Healing High-Loading Sulfur Electrodes with Unprecedented Long Cycling Life: Spatial Heterogeneity Control.

Abstract

Self-healing capability helps biological systems to maintain their survivability and extend their lifespan. Similarly, self-healing is also beneficial to next-generation secondary batteries because high-capacity electrode materials, especially the cathodes such as oxygen or sulfur, suffer from shortened cycle lives resulting from irreversible and unstable phase transfer. Herein, by mimicking a biological self-healing process, fibrinolysis, we introduced an extrinsic healing agent, polysulfide, to enable the stable operation of sulfur microparticle (SMiP) cathodes.
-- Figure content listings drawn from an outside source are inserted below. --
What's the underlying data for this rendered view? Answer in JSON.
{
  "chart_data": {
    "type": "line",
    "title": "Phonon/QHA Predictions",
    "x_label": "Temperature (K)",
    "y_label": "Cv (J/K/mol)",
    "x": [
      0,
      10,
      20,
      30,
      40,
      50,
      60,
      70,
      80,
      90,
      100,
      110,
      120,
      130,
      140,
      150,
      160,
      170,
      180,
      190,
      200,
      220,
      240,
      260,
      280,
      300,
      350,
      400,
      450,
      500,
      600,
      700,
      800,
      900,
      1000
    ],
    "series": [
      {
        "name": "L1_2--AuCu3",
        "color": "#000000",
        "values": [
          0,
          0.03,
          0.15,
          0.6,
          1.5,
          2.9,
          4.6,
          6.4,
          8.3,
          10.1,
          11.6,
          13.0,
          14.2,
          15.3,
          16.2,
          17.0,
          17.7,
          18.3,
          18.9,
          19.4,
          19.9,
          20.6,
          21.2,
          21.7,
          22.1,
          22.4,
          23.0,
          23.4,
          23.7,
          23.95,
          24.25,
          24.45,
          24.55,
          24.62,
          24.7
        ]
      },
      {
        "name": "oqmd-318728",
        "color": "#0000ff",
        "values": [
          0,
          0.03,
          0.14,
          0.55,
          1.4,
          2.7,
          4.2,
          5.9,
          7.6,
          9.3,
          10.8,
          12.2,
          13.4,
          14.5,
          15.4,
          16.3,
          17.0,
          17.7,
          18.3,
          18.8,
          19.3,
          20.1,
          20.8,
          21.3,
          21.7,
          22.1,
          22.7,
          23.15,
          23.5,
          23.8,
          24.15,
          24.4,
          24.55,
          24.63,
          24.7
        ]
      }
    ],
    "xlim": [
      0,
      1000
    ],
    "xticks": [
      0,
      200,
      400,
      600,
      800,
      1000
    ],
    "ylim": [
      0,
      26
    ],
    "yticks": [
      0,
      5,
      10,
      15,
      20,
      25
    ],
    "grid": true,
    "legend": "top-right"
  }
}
An optimized capacity (∼3.7 mAh cm-2) with almost no decay after 2000 cycles at a high sulfur loading of 5.6 mg(S) cm-2 was attained. The inert SMiP is activated by the solubilization effect of polysulfides whereas the unstable phase transfer is mediated by mitigated spatial heterogeneity of polysulfides, which induces uniform nucleation and growth of solid compounds. The comprehensive understanding of the healing process, as well as of the spatial heterogeneity, could further guide the design of novel healing agents (e.g., lithium iodine) toward high-performance rechargeable batteries.